Entrevista - Magdy Martínez-Solimán
Ebola reverteu crescimento de países africanos afetados
Responsável na ONU pelo combate à epidemia diz que vírus barrou desenvolvimento em Guiné, Libéria e Serra Leoa
Quase um ano após o início do maior surto de ebola da história, que já matou mais de 5.600 pessoas no oeste da África, o desafio médico de brecar a epidemia junta-se à necessidade urgente de contornar os sérios problemas socioeconômicos causados pela crise.
A afirmação é do espanhol Magdy Martínez-Solimán, secretário-geral assistente da ONU (Organização das Nações Unidas) e um dos principais envolvidos no esforço da organização para ajudar os governos de Guiné, Libéria e Serra Leoa a lidar com a situação.
Há três semanas ele esteve no epicentro da epidemia.
Em Brasília para um seminário sobre combate à pobreza na semana passada, ele falou à Folha também sobre o Bolsa Família. Leia os principais trechos da entrevista.
Situação atual
Nós achávamos que a crise estava controlada em maio, depois que estivesse controlada em agosto. É muito perigoso entrar numa zona de conforto. O ebola é um perigo claro e imediato. Há uma tendência de desaceleração. Mas, ao mesmo tempo, houve um novo surto no Mali. Não é a hora de baixar a guarda.
Desafios
Primeiro, reforçar a saúde pública com testes mais rápidos de laboratórios. Segundo, a recuperação econômica dos países. Senão, toda uma geração perderá os ganhos obtidos pela recente melhora em desenvolvimento. Esses três países experimentavam grande crescimento econômico [antes dos surtos]. Tudo foi perdido.
Suas economias foram de crescimento para estagnação e podem agora entrar em recessão. O preço dos combustíveis subiu, não se podia exportar nada, o preço do arroz subiu, as pessoas tiveram que começar a gastar tudo que ganhavam em alimentos básicos. Elas perderam seus empregos, no setor hoteleiro e em fazendas que eram baseadas em exportações.
Erros e soluções
Fechar as fronteiras gerou um isolamento não do vírus, mas dos países. E isso criou danos extremos para a economia e, portanto, para os mais pobres.
Precisamos trazer de volta a confiança e normalidade. Não há risco nenhum em fazer negócio com esses países. Executivos de multinacionais e funcionários estrangeiros precisam voltar aos países.
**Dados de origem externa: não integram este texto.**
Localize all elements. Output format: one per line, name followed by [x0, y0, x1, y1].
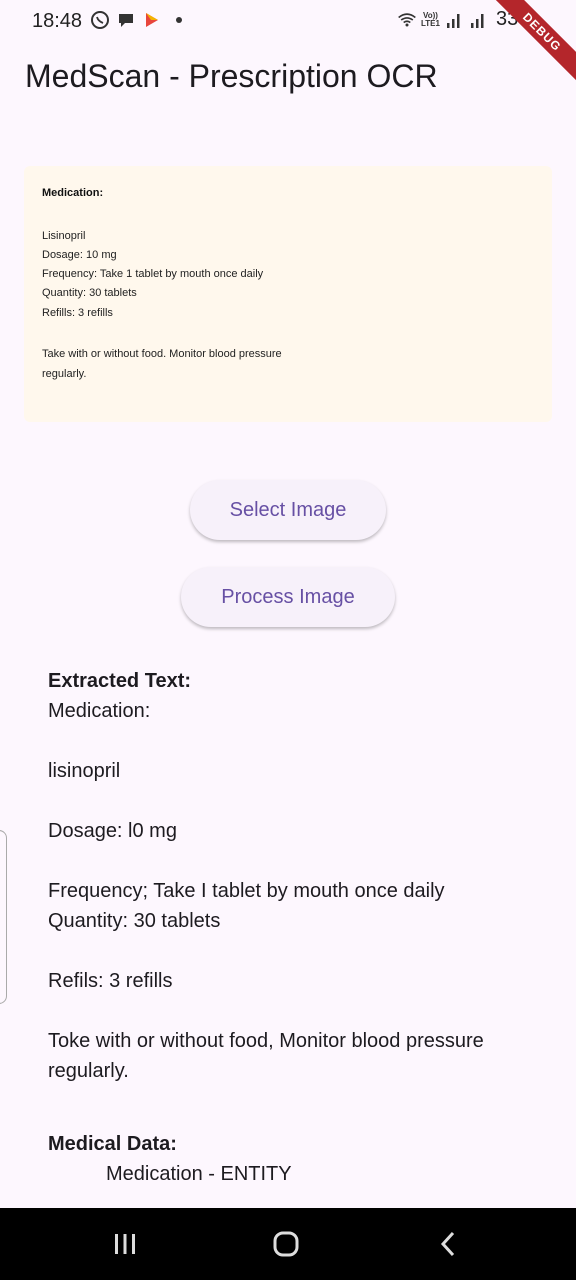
- rx-line: Dosage: 10 mg: [42, 249, 117, 261]
- volte-label-bottom: LTE1: [421, 18, 440, 28]
- extracted-line: lisinopril: [48, 760, 121, 782]
- extracted-line: Quantity: 30 tablets: [48, 910, 221, 932]
- notification-icons: [90, 10, 182, 30]
- rx-line: Take with or without food. Monitor blood…: [42, 348, 282, 360]
- signal-icon: [446, 13, 460, 28]
- select-image-button[interactable]: Select Image: [190, 480, 386, 540]
- wifi-icon: [398, 12, 416, 26]
- back-icon: [440, 1231, 455, 1257]
- rx-line: regularly.: [42, 368, 87, 380]
- extracted-line: Refils: 3 refills: [48, 970, 173, 992]
- extracted-line: regularly.: [48, 1060, 129, 1082]
- status-time: 18:48: [32, 10, 83, 32]
- extracted-line: Toke with or without food, Monitor blood…: [48, 1030, 484, 1052]
- status-bar: 18:48 Vo)) LTE1: [0, 0, 576, 44]
- extracted-text-label: Extracted Text:: [48, 670, 192, 692]
- prescription-image: Medication: Lisinopril Dosage: 10 mg Fre…: [24, 166, 552, 422]
- extracted-line: Dosage: l0 mg: [48, 820, 177, 842]
- notification-dot: [176, 17, 182, 23]
- signal-icon: [470, 13, 484, 28]
- extracted-line-blank: [48, 846, 548, 876]
- extracted-line-blank: [48, 786, 548, 816]
- home-button[interactable]: [266, 1228, 306, 1260]
- app-screen: 18:48 Vo)) LTE1 DEBUG MedScan - Prescrip…: [0, 0, 576, 1280]
- app-icon: [146, 13, 158, 27]
- home-icon: [273, 1231, 299, 1257]
- rx-line: Quantity: 30 tablets: [42, 287, 137, 299]
- recents-icon: [115, 1234, 135, 1254]
- extracted-line-blank: [48, 726, 548, 756]
- medical-entity: Medication - ENTITY: [106, 1163, 292, 1185]
- back-button[interactable]: [428, 1228, 468, 1260]
- whatsapp-icon: [91, 11, 109, 29]
- extracted-text-section: Extracted Text: Medication: lisinopril D…: [48, 666, 548, 1086]
- volte-indicator: Vo)) LTE1: [421, 11, 440, 28]
- extracted-line-blank: [48, 936, 548, 966]
- medical-data-label: Medical Data:: [48, 1133, 177, 1155]
- edge-panel-handle[interactable]: [0, 830, 7, 1004]
- extracted-line-blank: [48, 996, 548, 1026]
- extracted-line: Frequency; Take I tablet by mouth once d…: [48, 880, 445, 902]
- page-title: MedScan - Prescription OCR: [25, 58, 438, 94]
- chat-icon: [119, 14, 133, 27]
- rx-line: Frequency: Take 1 tablet by mouth once d…: [42, 268, 264, 280]
- rx-line: Lisinopril: [42, 230, 86, 242]
- rx-heading: Medication:: [42, 187, 104, 199]
- process-image-button[interactable]: Process Image: [181, 567, 395, 627]
- extracted-line: Medication:: [48, 700, 151, 722]
- rx-line: Refills: 3 refills: [42, 307, 113, 319]
- navigation-bar: [0, 1208, 576, 1280]
- recents-button[interactable]: [105, 1228, 145, 1260]
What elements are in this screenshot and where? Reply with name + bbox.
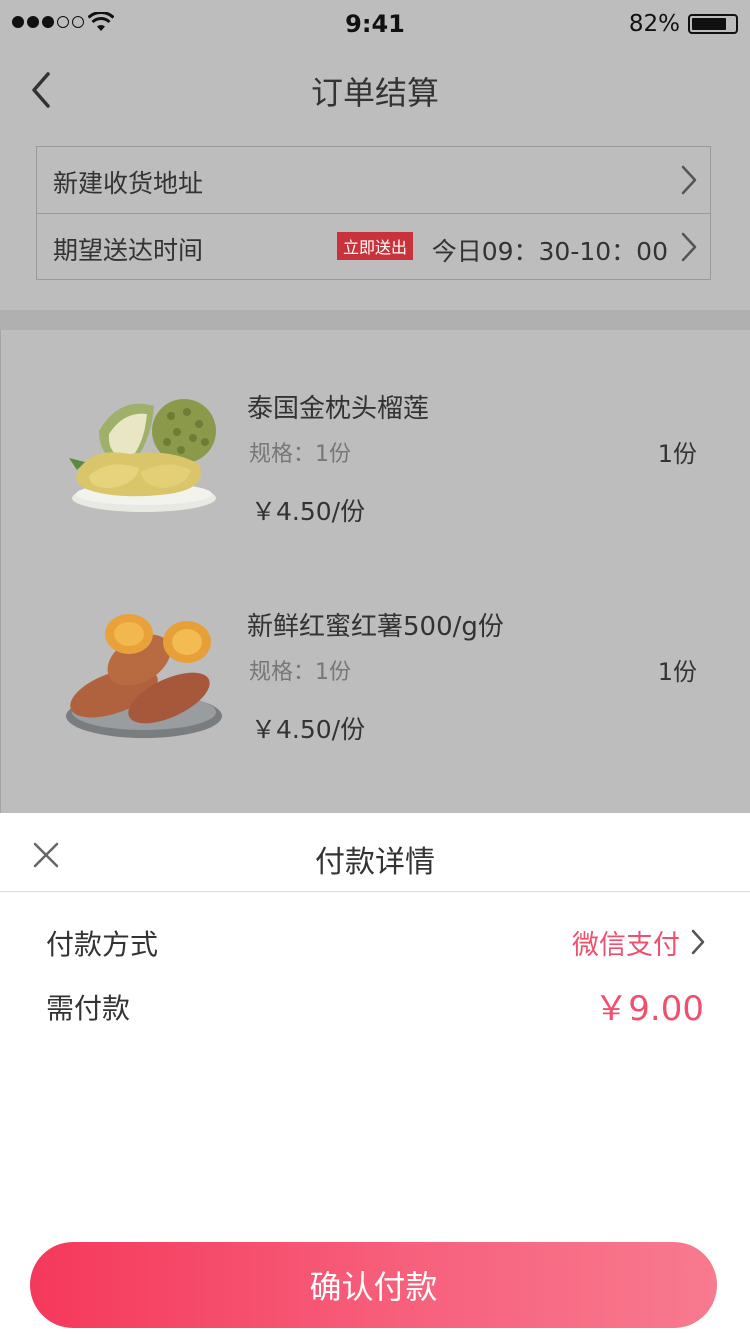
payment-details-sheet: 付款详情 付款方式 微信支付 需付款 ￥9.00 确认付款 [0, 813, 750, 1334]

A economia foi restringida, e precisamos reabri-la. Esses países precisam de ajuda.
Resposta local
Os governantes africanos são tão inteligentes e bem educados quanto quaisquer outros políticos.
Na média, até mais bem educados, pois frequentam as universidades de elite do mundo rico.
É certo que eles têm menos capacidade [de reação]. As pessoas estudam medicina, mas quando se formam, recebem uma oferta para trabalhar nos EUA ou Inglaterra, onde ganham 70 vezes mais. O sistema de saúde era muito frágil e colapsou.
Resposta internacional
Ela foi lenta, mas depois muito forte. Nós tínhamos vencido outro surto de ebola usando meios convencionais e achávamos que conseguiríamos conter o ebola facilmente. Mas logo ficou claro que os meios convencionais não funcionariam. Então, a comunidade internacional juntou-se e os líderes decidiram usar força total.
Lição
A lição é que questões globais de saúde são essenciais para o desenvolvimento de qualquer nação. Elas eram vistas como uma parte isolada, os pontos não estavam conectados. E nós vimos essa crise de saúde se tornar uma crise social e econômica.
Bolsa Família
O Brasil é considerado uma das mais importantes experiências na redução da desigualdade e erradicação da pobreza [no mundo].
Se você perguntar aos chineses, sul-africanos, se perguntar aos asiáticos e indianos qual programa de renda eles consideram ter alcançado o sucesso máximo, [eles dirão] que é o Bolsa Família.
E não é uma política cara. [Mas deve] haver uma ajuda persistente ao povo.
Segundo, é preciso existir degraus para galgar os escalões sociais. Terceiro, você precisa ter investimentos maciços em educação.